01 -
Start by preheating your oven to 400°F. Spread onion, bell pepper, uncooked rice, seasoning, and optional cayenne in a 9×13 casserole dish. Stir it around so all the bits are evenly spread across the bottom—this is your base layer.
02 -
Combine olive oil, green chilies, chicken broth, and tomato paste in a bowl. Stir thoroughly, making sure there are no lumps. This mixture will soak and cook the rice while adding flavor.
03 -
Pour the liquid into the baking dish over the rice mix. Add in the black beans, shredded chicken, and frozen corn. Mix everything up gently but don't push it down; just spread it out evenly.
04 -
Cover the dish tightly with foil. Place it in your preheated oven for about 65-70 minutes. You'll know it's done when the rice is cooked perfectly and there's no liquid left. If brown rice is used, you may need extra time.
05 -
Carefully take the dish out of the oven and remove the foil—watch out for the steam. Sprinkle cheese over the top in an even layer.
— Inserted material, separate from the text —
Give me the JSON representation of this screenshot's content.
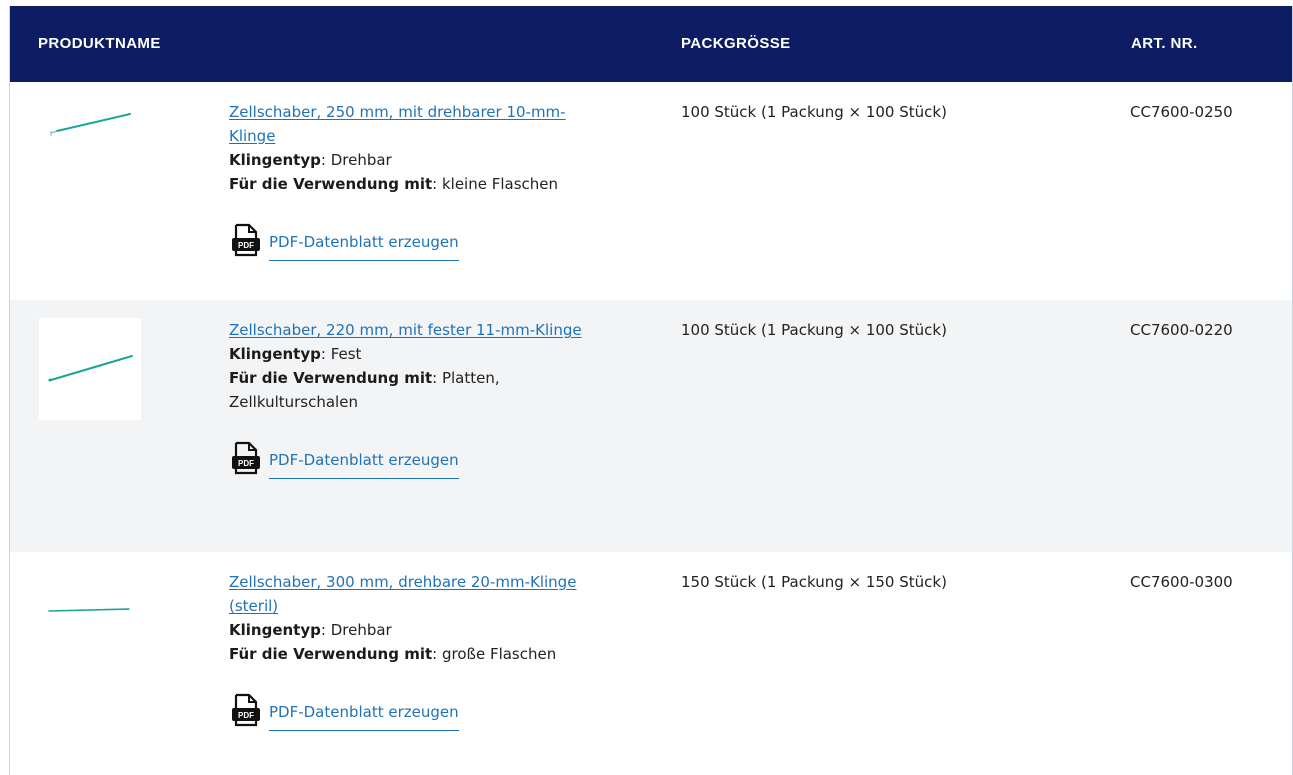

Let it sit so the cheese starts melting before the next step.
06 -
Put the dish back in the oven without foil for another 5-10 minutes. Let the cheese fully melt and turn golden here and there. When it's ready, take it out, let it cool down for about 5 minutes, and serve. Dress it up with salsa, green onion, avocado slices, or cilantro if you'd like.